As I've done with lots of things that became sensations, I came late to the party. I’d never heard of The Shack until it was a recent subject of discussion at my church. The novel by a Canadian author was on the New York Times bestseller list for 70 weeks starting in June 2008, at which point it had sold more than 1 million copies. Sales by now have topped 20 million.
Author William Paul Young didn’t set out to have a blockbuster. He wrote the book for his children. It was only after friends urged him to publish that he went along with the two of them who formed Windblown Media to publish it in 2007. Word of mouth built its fame. Then Hachette Book Group cut a deal with Windblown to market and distribute the book.
A lot of people, I learned in my catch-up reading, find The Shack healing. It offers a comforting explanation for why God allows pain and suffering. The protagonist, Mack, has lost his youngest child to kidnapping and presumed murder. Her blood-stained dress, though not her body, was found. Four years later and still oppressed by “The Great Sadness,” Mack gets a note from “Papa” (his wife’s name for God) inviting him to the shack where the bloody dress was found. There he encounters the three persons of the Trinity, talks faith with them separately and together, and returns filled with forgiveness, love, and joy.
The Shack is also controversial, mostly with orthodox and biblically literal Christians who find heresy in its theology.
If depicting God the Father as an African American woman is heretical, that doesn’t bother me. The liberal perspective of The Shack is one I — and my church — share.
What I don’t like is that much of the dialogue sounds like New Age pablum. A God whose message could be on a Hallmark card comes off as shallow to me.
Consider a quotation from each member of the Trinity:
The Father (“Papa”): “Life takes a bit of time and a lot of relationship.”
Jesus: “You don’t need to have it all figured out. Just be with me.”
The Holy Spirit (“Sarayu”): “If anything matters, then everything matters. Because you are important, everything you do is important.”
Admittedly I chose three quotations that sound especially hokey out of context, so maybe I’m not being fair.
What would I have preferred? More originality and spiritual insight. Less obviousness.
Maybe the people who find The Shack life-changing are not hearing an obvious message of love and forgiveness in church, however. The Shack’s popularity is attributed to longing for that message. There were packed rooms when Young spoke and long lines at book signings. That the novel profoundly affected countless readers is undeniable.

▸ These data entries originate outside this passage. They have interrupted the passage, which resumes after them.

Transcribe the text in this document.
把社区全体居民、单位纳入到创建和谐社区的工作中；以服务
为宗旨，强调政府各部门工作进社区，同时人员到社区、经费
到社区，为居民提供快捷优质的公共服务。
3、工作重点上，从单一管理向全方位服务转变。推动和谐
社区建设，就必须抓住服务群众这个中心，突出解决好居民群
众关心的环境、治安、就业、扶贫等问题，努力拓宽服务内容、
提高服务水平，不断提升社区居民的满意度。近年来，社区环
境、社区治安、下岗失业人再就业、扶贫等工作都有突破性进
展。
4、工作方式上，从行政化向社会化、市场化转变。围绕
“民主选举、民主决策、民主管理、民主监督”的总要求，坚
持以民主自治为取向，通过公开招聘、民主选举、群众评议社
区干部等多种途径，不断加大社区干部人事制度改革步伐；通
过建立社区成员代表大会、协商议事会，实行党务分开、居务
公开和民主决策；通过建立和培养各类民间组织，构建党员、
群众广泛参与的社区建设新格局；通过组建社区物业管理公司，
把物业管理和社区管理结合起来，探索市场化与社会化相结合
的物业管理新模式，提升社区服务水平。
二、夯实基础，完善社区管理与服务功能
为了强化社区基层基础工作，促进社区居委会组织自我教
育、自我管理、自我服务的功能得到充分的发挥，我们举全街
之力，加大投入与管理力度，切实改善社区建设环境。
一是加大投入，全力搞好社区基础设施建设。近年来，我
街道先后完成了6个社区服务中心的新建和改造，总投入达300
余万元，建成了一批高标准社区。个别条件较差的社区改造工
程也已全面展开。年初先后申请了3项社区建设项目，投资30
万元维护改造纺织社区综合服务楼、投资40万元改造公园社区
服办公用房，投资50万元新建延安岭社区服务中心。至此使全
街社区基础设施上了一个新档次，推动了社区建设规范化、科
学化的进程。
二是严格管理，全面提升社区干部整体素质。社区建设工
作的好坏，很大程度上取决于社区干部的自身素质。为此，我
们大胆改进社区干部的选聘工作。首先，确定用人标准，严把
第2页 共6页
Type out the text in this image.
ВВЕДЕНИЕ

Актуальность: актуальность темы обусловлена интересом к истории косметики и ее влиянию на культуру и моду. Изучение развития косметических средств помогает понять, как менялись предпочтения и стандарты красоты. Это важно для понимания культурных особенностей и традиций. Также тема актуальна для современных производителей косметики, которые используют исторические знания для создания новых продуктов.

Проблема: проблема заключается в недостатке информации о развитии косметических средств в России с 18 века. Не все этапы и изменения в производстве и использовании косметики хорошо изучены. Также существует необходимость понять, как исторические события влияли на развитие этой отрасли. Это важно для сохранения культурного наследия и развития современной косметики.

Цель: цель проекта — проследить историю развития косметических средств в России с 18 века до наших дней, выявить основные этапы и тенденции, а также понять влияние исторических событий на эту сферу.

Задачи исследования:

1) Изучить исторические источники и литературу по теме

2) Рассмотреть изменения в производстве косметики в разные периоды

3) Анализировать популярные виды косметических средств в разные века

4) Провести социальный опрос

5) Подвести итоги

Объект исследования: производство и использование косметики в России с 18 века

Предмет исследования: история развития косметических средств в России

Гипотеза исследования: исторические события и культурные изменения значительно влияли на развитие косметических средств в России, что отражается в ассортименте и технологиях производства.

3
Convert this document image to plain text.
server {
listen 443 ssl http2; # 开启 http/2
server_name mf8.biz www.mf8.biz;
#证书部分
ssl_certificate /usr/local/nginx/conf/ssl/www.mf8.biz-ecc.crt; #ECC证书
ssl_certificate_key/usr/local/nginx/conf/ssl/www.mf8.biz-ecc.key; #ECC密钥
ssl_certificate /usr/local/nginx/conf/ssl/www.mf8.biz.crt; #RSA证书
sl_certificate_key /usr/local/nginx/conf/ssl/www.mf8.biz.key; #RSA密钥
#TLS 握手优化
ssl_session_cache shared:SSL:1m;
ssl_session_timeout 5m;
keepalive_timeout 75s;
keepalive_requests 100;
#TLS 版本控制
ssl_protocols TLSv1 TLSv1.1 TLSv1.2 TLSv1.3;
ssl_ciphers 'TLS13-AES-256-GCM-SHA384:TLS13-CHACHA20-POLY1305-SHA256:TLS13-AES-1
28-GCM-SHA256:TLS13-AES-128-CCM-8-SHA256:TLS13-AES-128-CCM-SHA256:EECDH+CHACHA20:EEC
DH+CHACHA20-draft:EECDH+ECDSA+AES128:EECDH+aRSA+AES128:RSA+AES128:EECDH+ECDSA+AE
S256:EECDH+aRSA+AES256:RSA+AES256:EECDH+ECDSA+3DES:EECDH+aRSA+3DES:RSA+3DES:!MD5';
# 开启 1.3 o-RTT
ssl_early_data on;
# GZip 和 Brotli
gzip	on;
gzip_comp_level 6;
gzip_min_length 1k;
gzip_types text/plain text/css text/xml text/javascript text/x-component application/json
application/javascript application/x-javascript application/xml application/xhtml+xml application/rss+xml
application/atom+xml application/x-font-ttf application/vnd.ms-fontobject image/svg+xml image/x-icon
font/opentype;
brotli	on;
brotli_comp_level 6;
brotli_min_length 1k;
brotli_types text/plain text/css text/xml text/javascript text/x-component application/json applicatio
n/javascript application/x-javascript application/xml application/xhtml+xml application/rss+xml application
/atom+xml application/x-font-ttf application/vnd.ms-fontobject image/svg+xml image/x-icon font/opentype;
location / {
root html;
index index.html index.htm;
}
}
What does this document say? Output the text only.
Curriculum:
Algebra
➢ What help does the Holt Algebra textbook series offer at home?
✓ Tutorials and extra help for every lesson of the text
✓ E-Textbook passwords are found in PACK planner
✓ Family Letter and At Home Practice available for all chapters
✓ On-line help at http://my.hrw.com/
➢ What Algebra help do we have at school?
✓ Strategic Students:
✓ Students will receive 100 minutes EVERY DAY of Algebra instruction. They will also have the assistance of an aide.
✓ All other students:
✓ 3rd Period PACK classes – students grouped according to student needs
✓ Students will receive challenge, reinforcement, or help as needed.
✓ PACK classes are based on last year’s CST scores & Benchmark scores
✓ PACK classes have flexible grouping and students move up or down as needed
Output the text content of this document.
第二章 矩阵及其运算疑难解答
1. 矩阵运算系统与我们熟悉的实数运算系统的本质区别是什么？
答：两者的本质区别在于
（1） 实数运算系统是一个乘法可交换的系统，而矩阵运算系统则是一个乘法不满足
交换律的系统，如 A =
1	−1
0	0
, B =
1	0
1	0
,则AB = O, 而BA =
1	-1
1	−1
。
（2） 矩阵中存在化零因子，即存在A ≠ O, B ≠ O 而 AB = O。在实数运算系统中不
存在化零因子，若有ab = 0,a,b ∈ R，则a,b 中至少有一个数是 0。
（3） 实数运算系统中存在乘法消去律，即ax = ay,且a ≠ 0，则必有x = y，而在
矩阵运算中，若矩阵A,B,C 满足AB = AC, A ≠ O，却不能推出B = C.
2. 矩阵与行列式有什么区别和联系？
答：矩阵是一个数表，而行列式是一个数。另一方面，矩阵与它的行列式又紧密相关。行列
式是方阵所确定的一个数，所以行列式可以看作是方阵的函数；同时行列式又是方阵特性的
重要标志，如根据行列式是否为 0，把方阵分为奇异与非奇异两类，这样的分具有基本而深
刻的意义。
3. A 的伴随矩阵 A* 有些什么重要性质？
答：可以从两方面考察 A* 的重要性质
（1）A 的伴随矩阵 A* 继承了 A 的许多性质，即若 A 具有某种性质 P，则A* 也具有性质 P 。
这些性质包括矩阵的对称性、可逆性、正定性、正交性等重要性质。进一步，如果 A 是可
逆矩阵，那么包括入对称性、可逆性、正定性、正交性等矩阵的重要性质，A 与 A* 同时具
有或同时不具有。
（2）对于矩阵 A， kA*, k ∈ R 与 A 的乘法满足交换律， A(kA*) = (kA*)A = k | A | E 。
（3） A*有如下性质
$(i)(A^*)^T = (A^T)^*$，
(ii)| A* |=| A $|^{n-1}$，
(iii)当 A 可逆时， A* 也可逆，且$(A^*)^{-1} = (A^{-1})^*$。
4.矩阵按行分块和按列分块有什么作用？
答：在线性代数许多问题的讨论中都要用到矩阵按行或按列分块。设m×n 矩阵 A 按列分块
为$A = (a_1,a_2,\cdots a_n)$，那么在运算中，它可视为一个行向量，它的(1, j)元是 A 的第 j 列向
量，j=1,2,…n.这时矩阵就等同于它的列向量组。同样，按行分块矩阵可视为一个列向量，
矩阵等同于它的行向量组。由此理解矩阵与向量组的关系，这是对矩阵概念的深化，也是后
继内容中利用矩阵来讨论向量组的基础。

I’ve read a couple of articles that say, in effect, that The Shack ought not be criticized because it helps people. That seems as narrow-minded as the view that The Shack is heretical and dangerous because it imagines God in unbiblical ways.
Interested people can read The Shack and decide for themselves. If it helps someone, I’m inclined to say, “Whatever works.” It didn’t have that effect on me. I’m open to people telling me what I missed. Just don’t make it a discussion of heresy.